Valve is forcefully rejecting claims that its loot box systems in games like Counter-Strike 2, Dota 2, and Team Fortress 2 amount to illegal gambling, instead likening them to time-honored collectibles that generations have enjoyed without controversy.
The company is locked in a legal battle with New York Attorney General Letitia James, who filed suit on February 25, 2026, in Manhattan state court. The complaint accuses Valve of breaching New York's constitution and penal laws by selling keys that unlock randomized virtual cosmetic items—commonly called loot boxes—arguing the mechanic constitutes "quintessential gambling" with addictive potential, particularly for younger users. James is seeking injunctive relief, restitution, disgorgement of profits, and treble damages. Valve insists the features mirror longstanding, widely accepted consumer products and has declined to implement the sweeping changes the state has demanded.
Valve laid out its position in a comprehensive statement posted on Steam, detailing its ongoing cooperation with the New York Attorney General's office since early 2023. The statement, accessible at Steam, describes how the company supplied extensive documentation on its anti-gambling safeguards, including the locking of over one million accounts tied to third-party gambling operations, fraud, and theft. Valve also pointed to built-in protections such as trade reversals and cooldown periods intended to shield users and reduce the incentive for exploitative item trading.

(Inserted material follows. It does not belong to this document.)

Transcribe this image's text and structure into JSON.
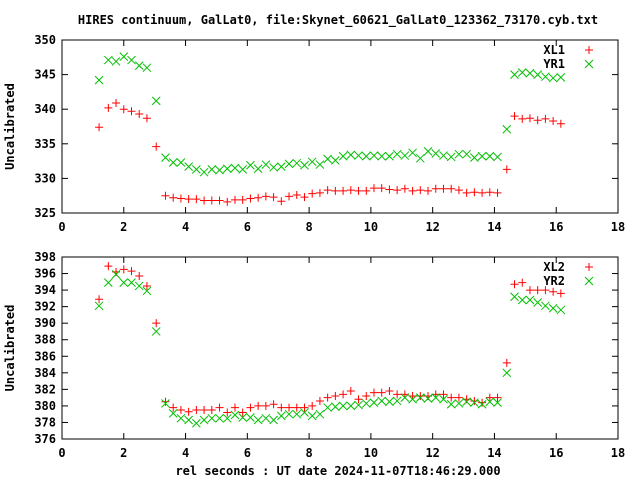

The lawsuit outlines the loot box process in detail: players spend $2.49 on a key to open a container, with the vast majority of outcomes yielding low-value items. "Nearly every user who buys a key and opens a loot box receives a virtual item that is commonplace and worth only pennies — far less than what they spent to open the loot box." The appeal, according to the state, lies in "the potential of winning a large prize," where rare skins can fetch thousands of dollars on the secondary market. In Counter-Strike 2, the odds of pulling the rarest cosmetics sit as low as 0.26%, a structure the Attorney General compares to lotteries despite the items being purely decorative and having no impact on gameplay performance.
Valve pushes back by emphasizing similarities to physical collectibles that have long been part of mainstream entertainment. The company explicitly compares its loot boxes to "baseball cards, Pokemon, Magic the Gathering, and Labubu," products where consumers purchase sealed packs or blind boxes in pursuit of rare finds that can then be traded or sold. This format, Valve notes, dates back decades in both physical and digital forms, with the earliest digital precursors appearing as far back as 2004. Crucially, the company stresses that opening loot boxes remains entirely optional—most players experience the games without ever purchasing a key, since the contents are cosmetic only and provide no competitive edge.
"We have serious concerns with many of the alterations the NYAG claims are necessary to make to our games," Valve declared, highlighting its resistance to proposed restrictions. "First, the NYAG seems to believe boxes and their contents should not be transferable," meaning you shouldn't be able to sell or transfer your digital items, which you can currently do through user-to-user trades or the community market. Valve frames transferability as a core consumer advantage, enabling players to recover value from unwanted drops in a manner comparable to reselling physical trading cards. Eliminating this capability, the company warns, would diminish user satisfaction and limit creative freedom in game development.
"The NYAG also proposed," Valve continued, "to gather additional information (beyond what we normally collect in the course of processing payments) about each game user on the off-chance someone in New York was anonymizing their location to appear outside of New York, such as by using a VPN. This would have involved implementing invasive technologies for every user worldwide." Valve contends that such sweeping monitoring would require intrusive global tracking systems, posing serious privacy risks to millions of players far beyond New York's borders.
Valve further asserts that the NYAG "demanded" the company "collect more personal data about our users to do additional age verification." This requirement has drawn particular ire from Valve, which positions itself as a staunch protector of user privacy amid growing industry scrutiny—similar to the recent outcry over Discord's data practices. The company is deliberate in highlighting its resistance, stating that it "knows our users care about the security of their personal information, and we believe it’s in our and their interest to only collect the information necessary to operate the business and comply with law." Valve adds that standard payment processors already incorporate age verification, rendering further invasive demands redundant and disproportionately burdensome.
Although Valve expresses respect for the legislative process in New York, it notes that the state legislature has repeatedly considered—and declined to enact—specific regulations targeting loot boxes. Rather than settle on terms it views as detrimental, Valve has chosen to litigate, arguing that the proposed concessions would establish a damaging precedent across the gaming industry.
As the case heads toward resolution in court, the outcome could carry significant implications for how developers design and monetize in-game economies worldwide, potentially influencing virtual marketplaces that generate billions annually. For the time being, Valve stands firm on its existing approach, presenting loot boxes as harmless entertainment no different from ripping open a pack of collectible cards.